Amnesty International appelle aussi les Etats à adopter des politiques empêchant les sociétés privées de cesser de fournir des services militaires, technologiques ou des équipements militaires utilisés par Israël à Gaza. Régulièrement accusé de protéger Israël, Washington avait déclaré en mai dans un rapport que certaines actions de l'Etat hébreu utilisant des armes fournies par les Etats-Unis avaient pu enfreindre le droit humanitaire international. Mais, peu d'actions concrètes avaient suivi ces déclarations, note l'agence Associated Press.
Israël qualifie ce rapport de "calomnie antisémite"

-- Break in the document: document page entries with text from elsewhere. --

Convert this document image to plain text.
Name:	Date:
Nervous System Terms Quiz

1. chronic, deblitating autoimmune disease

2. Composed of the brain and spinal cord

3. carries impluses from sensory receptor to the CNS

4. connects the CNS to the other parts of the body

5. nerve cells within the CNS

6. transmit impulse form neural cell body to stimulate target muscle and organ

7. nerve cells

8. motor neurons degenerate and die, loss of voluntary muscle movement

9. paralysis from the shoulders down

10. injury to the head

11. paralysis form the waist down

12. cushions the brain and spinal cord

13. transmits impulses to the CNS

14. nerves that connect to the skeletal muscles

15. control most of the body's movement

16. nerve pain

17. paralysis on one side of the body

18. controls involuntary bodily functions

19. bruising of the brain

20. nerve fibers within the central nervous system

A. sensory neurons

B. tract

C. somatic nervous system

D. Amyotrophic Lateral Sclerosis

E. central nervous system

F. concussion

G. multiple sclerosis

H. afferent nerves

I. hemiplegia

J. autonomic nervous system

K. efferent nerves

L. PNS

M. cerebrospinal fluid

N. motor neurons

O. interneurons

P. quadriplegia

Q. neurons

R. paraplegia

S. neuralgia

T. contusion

En réaction, l'Etat hébreu a qualifié ces allégations de "calomnie antisémite", selon l'agence Associated Press. L'armée israélienne dénonce un "rapport mensonger" et souligne que celui-ci ignore les "réalités opérationnelles" sur le terrain. Sur le réseau social X, Oren Marmostein, porte-parole du ministère des Affaires étrangères, a qualifié Amnesty International d'organisation "déplorable et fanatique". Le gouvernement de Benyamin Nétanyahou affirme se défendre en conformité avec le droit international et accuse le Hamas d'utiliser les civils comme "boucliers humains".
En ce qui concerne l'entrave à l'aide humanitaire, le gouvernement israélien renvoie la responsabilité aux agences de l'ONU, les accusant de ne pas distribuer l'aide en question, malgré l'entrée autorisée de centaines de camions. Selon Philippe Lazzarini, directeur de l'Office des Nations unies pour les réfugiés palestiniens, ces retards sont dus aux risques liés à l'acheminement de l'aide et aux restrictions sur les déplacements à Gaza.